A remaining hurdle to whole-genome sequencing (WGS) becoming a first-tier genetic
test has been accurate detection of copy-number variations (CNVs). Here, we used several
datasets to empirically develop a detailed workflow for identifying germline CNVs
>1 kb from short-read WGS data using read depth-based algorithms. Our workflow is
comprehensive in that it addresses all stages of the CNV-detection process, including
DNA library preparation, sequencing, quality control, reference mapping, and computational
CNV identification.

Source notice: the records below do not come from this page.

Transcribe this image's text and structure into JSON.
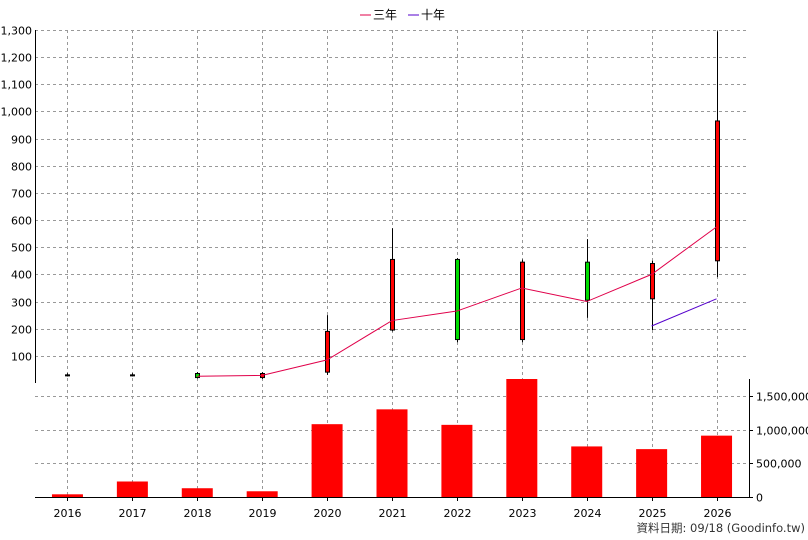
{
  "chart_data": {
    "type": "candlestick",
    "legend": [
      {
        "name": "三年",
        "color": "#e0004a"
      },
      {
        "name": "十年",
        "color": "#5500cc"
      }
    ],
    "footer": "資料日期: 09/18  (Goodinfo.tw)",
    "categories": [
      "2016",
      "2017",
      "2018",
      "2019",
      "2020",
      "2021",
      "2022",
      "2023",
      "2024",
      "2025",
      "2026"
    ],
    "price_axis": {
      "min": 0,
      "max": 1300,
      "ticks": [
        100,
        200,
        300,
        400,
        500,
        600,
        700,
        800,
        900,
        1000,
        1100,
        1200,
        1300
      ],
      "tick_labels": [
        "100",
        "200",
        "300",
        "400",
        "500",
        "600",
        "700",
        "800",
        "900",
        "1,000",
        "1,100",
        "1,200",
        "1,300"
      ]
    },
    "volume_axis": {
      "min": 0,
      "max": 1750000,
      "ticks": [
        0,
        500000,
        1000000,
        1500000
      ],
      "tick_labels": [
        "0",
        "500,000",
        "1,000,000",
        "1,500,000"
      ]
    },
    "candles": [
      {
        "open": 30,
        "close": 30,
        "high": 36,
        "low": 24,
        "color": "#000000"
      },
      {
        "open": 30,
        "close": 30,
        "high": 36,
        "low": 24,
        "color": "#000000"
      },
      {
        "open": 20,
        "close": 35,
        "high": 40,
        "low": 17,
        "color": "#00dd00"
      },
      {
        "open": 35,
        "close": 20,
        "high": 40,
        "low": 15,
        "color": "#ff0000"
      },
      {
        "open": 40,
        "close": 190,
        "high": 250,
        "low": 30,
        "color": "#ff0000"
      },
      {
        "open": 195,
        "close": 455,
        "high": 570,
        "low": 190,
        "color": "#ff0000"
      },
      {
        "open": 455,
        "close": 160,
        "high": 460,
        "low": 150,
        "color": "#00dd00"
      },
      {
        "open": 160,
        "close": 445,
        "high": 455,
        "low": 150,
        "color": "#ff0000"
      },
      {
        "open": 445,
        "close": 305,
        "high": 530,
        "low": 240,
        "color": "#00dd00"
      },
      {
        "open": 310,
        "close": 440,
        "high": 450,
        "low": 195,
        "color": "#ff0000"
      },
      {
        "open": 450,
        "close": 965,
        "high": 1295,
        "low": 390,
        "color": "#ff0000"
      }
    ],
    "series": [
      {
        "name": "三年",
        "values": [
          null,
          null,
          25,
          28,
          85,
          230,
          265,
          350,
          300,
          400,
          575
        ]
      },
      {
        "name": "十年",
        "values": [
          null,
          null,
          null,
          null,
          null,
          null,
          null,
          null,
          null,
          210,
          310
        ]
      }
    ],
    "volume": [
      40000,
      230000,
      130000,
      85000,
      1080000,
      1300000,
      1070000,
      1750000,
      750000,
      710000,
      910000
    ],
    "volume_color": "#ff0000"
  }
}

We used our workflow to detect rare, genic CNVs in individuals
with autism spectrum disorder (ASD), and 120/120 such CNVs tested using orthogonal
methods were successfully confirmed. We also identified 71 putative genic de novo
CNVs in this cohort, which had a confirmation rate of 70%; the remainder were incorrectly
identified as de novo due to false positives in the proband (7%) or parental false
negatives (23%). In individuals with an ASD diagnosis in which both microarray and
WGS experiments were performed, our workflow detected all clinically relevant CNVs
identified by microarrays, as well as additional potentially pathogenic CNVs < 20
kb. Thus, CNVs of clinical relevance can be discovered from WGS with a detection rate
exceeding microarrays, positioning WGS as a single assay for genetic variation detection.